Yapılan açıklamalar, belirtilen yasal düzenlemeye göre somut olaya bakıldığında; davada sözleşmenin iptalinin de talep edilmiş olması hususu dikkate alınarak yukarıda bahsedilen ilke kapsamında mahkemece, yükleniciden satın alınan bağımsız bölümlere takdir edilen teminat mukabilinde verilen tedbir kararı usul, yasa ve dosya kapsamına uygun olmakla istinaf talebininin reddine karar verilmesi gerekmiştir.

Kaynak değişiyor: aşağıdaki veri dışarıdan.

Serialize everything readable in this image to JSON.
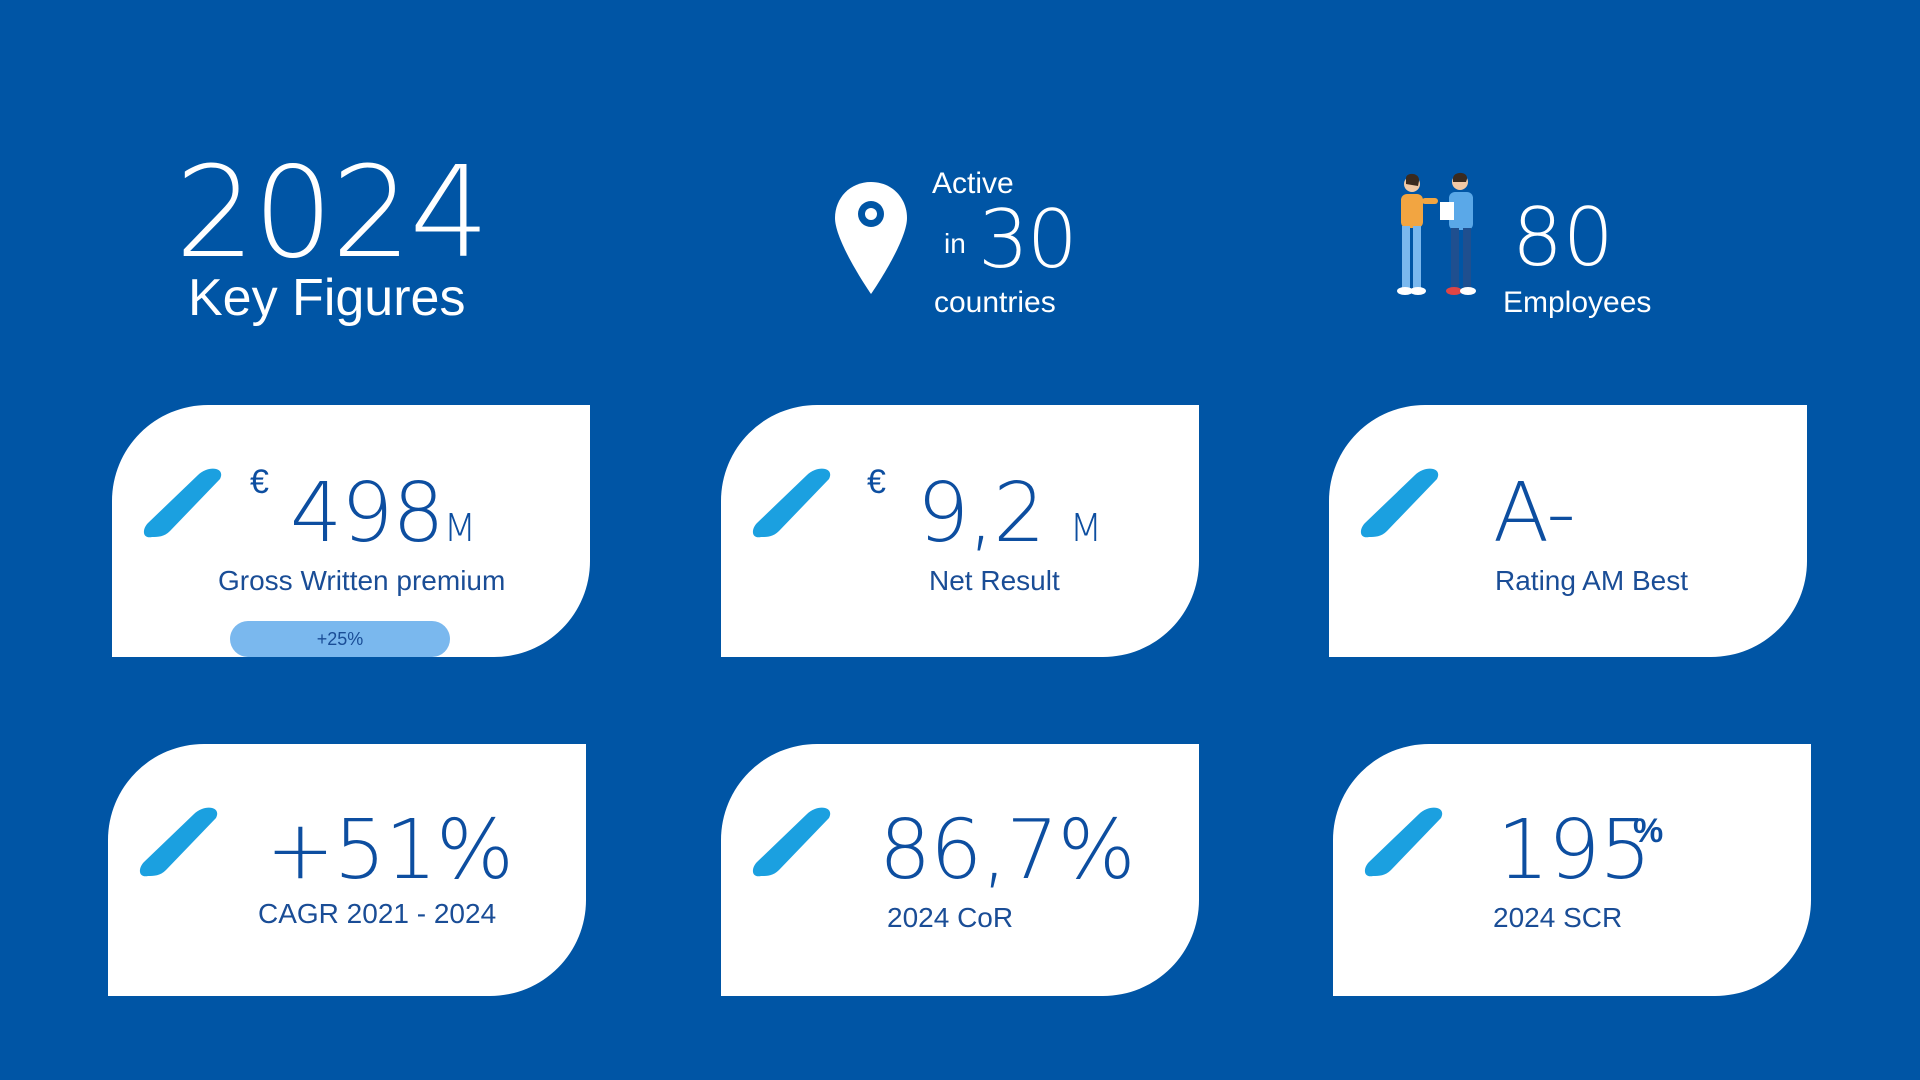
{
  "header": {
    "year": "2024",
    "subtitle": "Key Figures",
    "presence": {
      "label_top": "Active",
      "label_in": "in",
      "value": "30",
      "label_bottom": "countries"
    },
    "staff": {
      "value": "80",
      "label": "Employees"
    }
  },
  "icons": [
    "location-pin-icon",
    "people-icon",
    "slash-accent-icon"
  ],
  "colors": {
    "background": "#0055a5",
    "card": "#ffffff",
    "accent": "#1ba0e0",
    "text": "#0d4ea0",
    "badge": "#7ab8ee"
  },
  "cards": [
    {
      "currency": "€",
      "value": "498",
      "unit": "M",
      "caption": "Gross Written premium",
      "badge": "+25%"
    },
    {
      "currency": "€",
      "value": "9,2",
      "unit": "M",
      "caption": "Net Result"
    },
    {
      "value": "A-",
      "caption": "Rating AM Best"
    },
    {
      "value": "+51%",
      "caption": "CAGR 2021 - 2024"
    },
    {
      "value": "86,7%",
      "caption": "2024 CoR"
    },
    {
      "value": "195",
      "unit": "%",
      "caption": "2024 SCR"
    }
  ]
}
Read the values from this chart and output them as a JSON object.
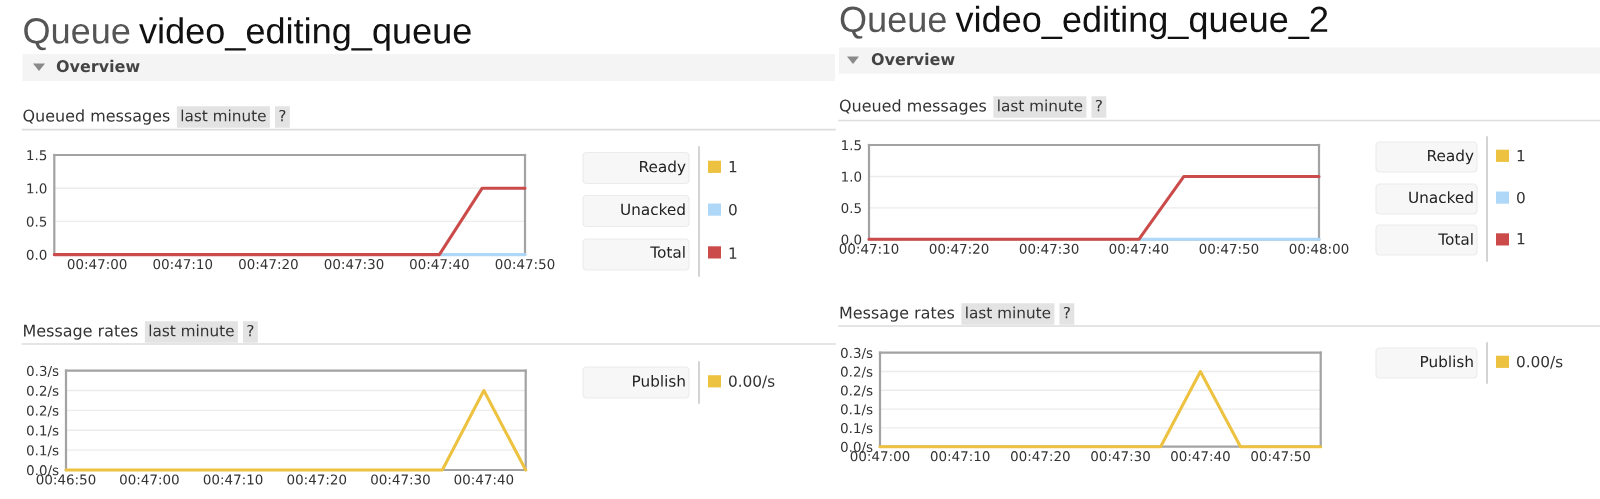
{
  "chart_data": [
    {
      "type": "line",
      "title": "Queued messages",
      "annotations": [
        "Queue",
        "video_editing_queue",
        "Overview",
        "last minute",
        "?",
        "1",
        "0",
        "1"
      ],
      "x": [
        0.78194,
        0.78333,
        0.78472,
        0.78611,
        0.7875,
        0.78889,
        0.79028,
        0.79167,
        0.79306,
        0.79444,
        0.79583,
        0.79722
      ],
      "series": [
        {
          "name": "Ready",
          "color": "#edc240",
          "values": [
            null,
            null,
            null,
            null,
            null,
            null,
            null,
            null,
            null,
            null,
            null,
            null
          ]
        },
        {
          "name": "Unacked",
          "color": "#afd8f8",
          "values": [
            null,
            null,
            null,
            null,
            null,
            null,
            null,
            null,
            null,
            0,
            0,
            0
          ]
        },
        {
          "name": "Total",
          "color": "#cb4b4b",
          "values": [
            0,
            0,
            0,
            0,
            0,
            0,
            0,
            0,
            0,
            0,
            1,
            1
          ]
        }
      ],
      "xlim": [
        0.78194,
        0.79722
      ],
      "xticks": [
        {
          "value": 0.78333,
          "label": "00:47:00"
        },
        {
          "value": 0.78611,
          "label": "00:47:10"
        },
        {
          "value": 0.78889,
          "label": "00:47:20"
        },
        {
          "value": 0.79167,
          "label": "00:47:30"
        },
        {
          "value": 0.79444,
          "label": "00:47:40"
        },
        {
          "value": 0.79722,
          "label": "00:47:50"
        }
      ],
      "ylim": [
        0,
        1.5
      ],
      "yticks": [
        {
          "value": 0,
          "label": "0.0"
        },
        {
          "value": 0.5,
          "label": "0.5"
        },
        {
          "value": 1,
          "label": "1.0"
        },
        {
          "value": 1.5,
          "label": "1.5"
        }
      ],
      "grid": "y",
      "legend": "right"
    },
    {
      "type": "line",
      "title": "Message rates",
      "annotations": [
        "last minute",
        "?",
        "0.00/s"
      ],
      "x": [
        0.78056,
        0.78194,
        0.78333,
        0.78472,
        0.78611,
        0.7875,
        0.78889,
        0.79028,
        0.79167,
        0.79306,
        0.79444,
        0.79583
      ],
      "series": [
        {
          "name": "Publish",
          "color": "#edc240",
          "values": [
            0,
            0,
            0,
            0,
            0,
            0,
            0,
            0,
            0,
            0,
            0.2,
            0
          ]
        }
      ],
      "xlim": [
        0.78056,
        0.79583
      ],
      "xticks": [
        {
          "value": 0.78056,
          "label": "00:46:50"
        },
        {
          "value": 0.78333,
          "label": "00:47:00"
        },
        {
          "value": 0.78611,
          "label": "00:47:10"
        },
        {
          "value": 0.78889,
          "label": "00:47:20"
        },
        {
          "value": 0.79167,
          "label": "00:47:30"
        },
        {
          "value": 0.79444,
          "label": "00:47:40"
        }
      ],
      "ylim": [
        0,
        0.25
      ],
      "yticks": [
        {
          "value": 0,
          "label": "0.0/s"
        },
        {
          "value": 0.05,
          "label": "0.1/s"
        },
        {
          "value": 0.1,
          "label": "0.1/s"
        },
        {
          "value": 0.15,
          "label": "0.2/s"
        },
        {
          "value": 0.2,
          "label": "0.2/s"
        },
        {
          "value": 0.25,
          "label": "0.3/s"
        }
      ],
      "grid": "y",
      "legend": "right"
    },
    {
      "type": "line",
      "title": "Queued messages",
      "annotations": [
        "Queue",
        "video_editing_queue_2",
        "Overview",
        "last minute",
        "?",
        "1",
        "0",
        "1"
      ],
      "x": [
        0.78611,
        0.7875,
        0.78889,
        0.79028,
        0.79167,
        0.79306,
        0.79444,
        0.79583,
        0.79722,
        0.79861,
        0.8
      ],
      "series": [
        {
          "name": "Ready",
          "color": "#edc240",
          "values": [
            null,
            null,
            null,
            null,
            null,
            null,
            null,
            null,
            null,
            null,
            null
          ]
        },
        {
          "name": "Unacked",
          "color": "#afd8f8",
          "values": [
            null,
            null,
            null,
            null,
            null,
            null,
            0,
            0,
            0,
            0,
            0
          ]
        },
        {
          "name": "Total",
          "color": "#cb4b4b",
          "values": [
            0,
            0,
            0,
            0,
            0,
            0,
            0,
            1,
            1,
            1,
            1
          ]
        }
      ],
      "xlim": [
        0.78611,
        0.8
      ],
      "xticks": [
        {
          "value": 0.78611,
          "label": "00:47:10"
        },
        {
          "value": 0.78889,
          "label": "00:47:20"
        },
        {
          "value": 0.79167,
          "label": "00:47:30"
        },
        {
          "value": 0.79444,
          "label": "00:47:40"
        },
        {
          "value": 0.79722,
          "label": "00:47:50"
        },
        {
          "value": 0.8,
          "label": "00:48:00"
        }
      ],
      "ylim": [
        0,
        1.5
      ],
      "yticks": [
        {
          "value": 0,
          "label": "0.0"
        },
        {
          "value": 0.5,
          "label": "0.5"
        },
        {
          "value": 1,
          "label": "1.0"
        },
        {
          "value": 1.5,
          "label": "1.5"
        }
      ],
      "grid": "y",
      "legend": "right"
    },
    {
      "type": "line",
      "title": "Message rates",
      "annotations": [
        "last minute",
        "?",
        "0.00/s"
      ],
      "x": [
        0.78333,
        0.78472,
        0.78611,
        0.7875,
        0.78889,
        0.79028,
        0.79167,
        0.79306,
        0.79444,
        0.79583,
        0.79722,
        0.79861
      ],
      "series": [
        {
          "name": "Publish",
          "color": "#edc240",
          "values": [
            0,
            0,
            0,
            0,
            0,
            0,
            0,
            0,
            0.2,
            0,
            0,
            0
          ]
        }
      ],
      "xlim": [
        0.78333,
        0.79861
      ],
      "xticks": [
        {
          "value": 0.78333,
          "label": "00:47:00"
        },
        {
          "value": 0.78611,
          "label": "00:47:10"
        },
        {
          "value": 0.78889,
          "label": "00:47:20"
        },
        {
          "value": 0.79167,
          "label": "00:47:30"
        },
        {
          "value": 0.79444,
          "label": "00:47:40"
        },
        {
          "value": 0.79722,
          "label": "00:47:50"
        }
      ],
      "ylim": [
        0,
        0.25
      ],
      "yticks": [
        {
          "value": 0,
          "label": "0.0/s"
        },
        {
          "value": 0.05,
          "label": "0.1/s"
        },
        {
          "value": 0.1,
          "label": "0.1/s"
        },
        {
          "value": 0.15,
          "label": "0.2/s"
        },
        {
          "value": 0.2,
          "label": "0.2/s"
        },
        {
          "value": 0.25,
          "label": "0.3/s"
        }
      ],
      "grid": "y",
      "legend": "right"
    }
  ]
}
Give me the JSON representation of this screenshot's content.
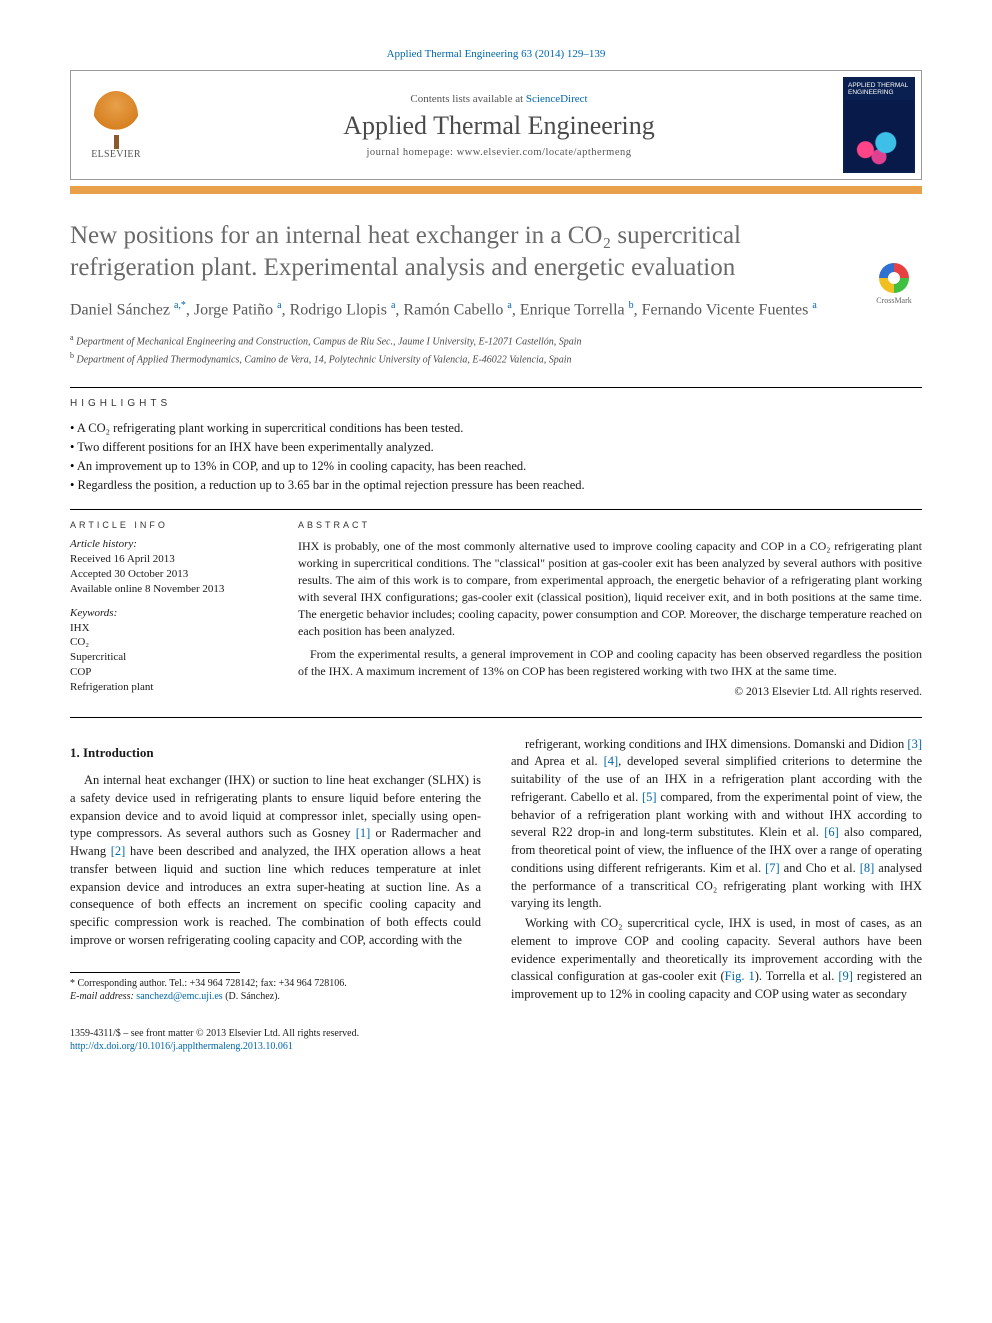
{
  "citation": "Applied Thermal Engineering 63 (2014) 129–139",
  "header": {
    "contents_prefix": "Contents lists available at ",
    "contents_link": "ScienceDirect",
    "journal_title": "Applied Thermal Engineering",
    "homepage_prefix": "journal homepage: ",
    "homepage_url": "www.elsevier.com/locate/apthermeng",
    "publisher": "ELSEVIER",
    "cover_title": "APPLIED THERMAL ENGINEERING"
  },
  "crossmark_label": "CrossMark",
  "article": {
    "title": "New positions for an internal heat exchanger in a CO₂ supercritical refrigeration plant. Experimental analysis and energetic evaluation",
    "authors_html": "Daniel Sánchez <span class='sup'>a,*</span>, Jorge Patiño <span class='sup'>a</span>, Rodrigo Llopis <span class='sup'>a</span>, Ramón Cabello <span class='sup'>a</span>, Enrique Torrella <span class='sup'>b</span>, Fernando Vicente Fuentes <span class='sup'>a</span>",
    "affiliations": [
      {
        "sup": "a",
        "text": "Department of Mechanical Engineering and Construction, Campus de Riu Sec., Jaume I University, E-12071 Castellón, Spain"
      },
      {
        "sup": "b",
        "text": "Department of Applied Thermodynamics, Camino de Vera, 14, Polytechnic University of Valencia, E-46022 Valencia, Spain"
      }
    ]
  },
  "highlights_head": "HIGHLIGHTS",
  "highlights": [
    "A CO₂ refrigerating plant working in supercritical conditions has been tested.",
    "Two different positions for an IHX have been experimentally analyzed.",
    "An improvement up to 13% in COP, and up to 12% in cooling capacity, has been reached.",
    "Regardless the position, a reduction up to 3.65 bar in the optimal rejection pressure has been reached."
  ],
  "article_info": {
    "head": "ARTICLE INFO",
    "history_title": "Article history:",
    "history": "Received 16 April 2013\nAccepted 30 October 2013\nAvailable online 8 November 2013",
    "keywords_title": "Keywords:",
    "keywords": "IHX\nCO₂\nSupercritical\nCOP\nRefrigeration plant"
  },
  "abstract": {
    "head": "ABSTRACT",
    "p1": "IHX is probably, one of the most commonly alternative used to improve cooling capacity and COP in a CO₂ refrigerating plant working in supercritical conditions. The \"classical\" position at gas-cooler exit has been analyzed by several authors with positive results. The aim of this work is to compare, from experimental approach, the energetic behavior of a refrigerating plant working with several IHX configurations; gas-cooler exit (classical position), liquid receiver exit, and in both positions at the same time. The energetic behavior includes; cooling capacity, power consumption and COP. Moreover, the discharge temperature reached on each position has been analyzed.",
    "p2": "From the experimental results, a general improvement in COP and cooling capacity has been observed regardless the position of the IHX. A maximum increment of 13% on COP has been registered working with two IHX at the same time.",
    "copyright": "© 2013 Elsevier Ltd. All rights reserved."
  },
  "intro": {
    "head": "1. Introduction",
    "p1": "An internal heat exchanger (IHX) or suction to line heat exchanger (SLHX) is a safety device used in refrigerating plants to ensure liquid before entering the expansion device and to avoid liquid at compressor inlet, specially using open-type compressors. As several authors such as Gosney [1] or Radermacher and Hwang [2] have been described and analyzed, the IHX operation allows a heat transfer between liquid and suction line which reduces temperature at inlet expansion device and introduces an extra super-heating at suction line. As a consequence of both effects an increment on specific cooling capacity and specific compression work is reached. The combination of both effects could improve or worsen refrigerating cooling capacity and COP, according with the",
    "p2": "refrigerant, working conditions and IHX dimensions. Domanski and Didion [3] and Aprea et al. [4], developed several simplified criterions to determine the suitability of the use of an IHX in a refrigeration plant according with the refrigerant. Cabello et al. [5] compared, from the experimental point of view, the behavior of a refrigeration plant working with and without IHX according to several R22 drop-in and long-term substitutes. Klein et al. [6] also compared, from theoretical point of view, the influence of the IHX over a range of operating conditions using different refrigerants. Kim et al. [7] and Cho et al. [8] analysed the performance of a transcritical CO₂ refrigerating plant working with IHX varying its length.",
    "p3": "Working with CO₂ supercritical cycle, IHX is used, in most of cases, as an element to improve COP and cooling capacity. Several authors have been evidence experimentally and theoretically its improvement according with the classical configuration at gas-cooler exit (Fig. 1). Torrella et al. [9] registered an improvement up to 12% in cooling capacity and COP using water as secondary"
  },
  "refs": {
    "r1": "[1]",
    "r2": "[2]",
    "r3": "[3]",
    "r4": "[4]",
    "r5": "[5]",
    "r6": "[6]",
    "r7": "[7]",
    "r8": "[8]",
    "r9": "[9]",
    "fig1": "Fig. 1"
  },
  "footnote": {
    "corr_label": "* Corresponding author. Tel.: +34 964 728142; fax: +34 964 728106.",
    "email_label": "E-mail address: ",
    "email": "sanchezd@emc.uji.es",
    "email_suffix": " (D. Sánchez)."
  },
  "footer": {
    "issn": "1359-4311/$ – see front matter © 2013 Elsevier Ltd. All rights reserved.",
    "doi": "http://dx.doi.org/10.1016/j.applthermaleng.2013.10.061"
  }
}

HÜKÜM: Gerekçesi açıklandığı üzere;
1-İstanbul Anadolu 6. Asliye Ticaret Mahkemesi’nin 28/02/2018 tarih ve 2017/1265 Esas sayılı ara kararında usul ve esas yönünden yasaya aykırı bir durum bulunmamasına göre, davalı vekilinin istinaf başvurusunun HMK’nın 353/1-b.1 maddesi gereğince REDDİNE,
2-İstinaf harçları peşin alındığından ayrıca harç alınmasına yer olmadığına,
3-Davalı tarafça yapılan istinaf yargılama giderlerinin üzerinde bırakılmasına,
4-İstinaf incelemesi sırasında duruşma açılmadığından vekalet ücreti takdirine yer olmadığına,
Dair, dosya üzerinden yapılan inceleme sonucunda KESİN olmak üzere 12/07/2018 tarihinde oybirliği ile karar verildi.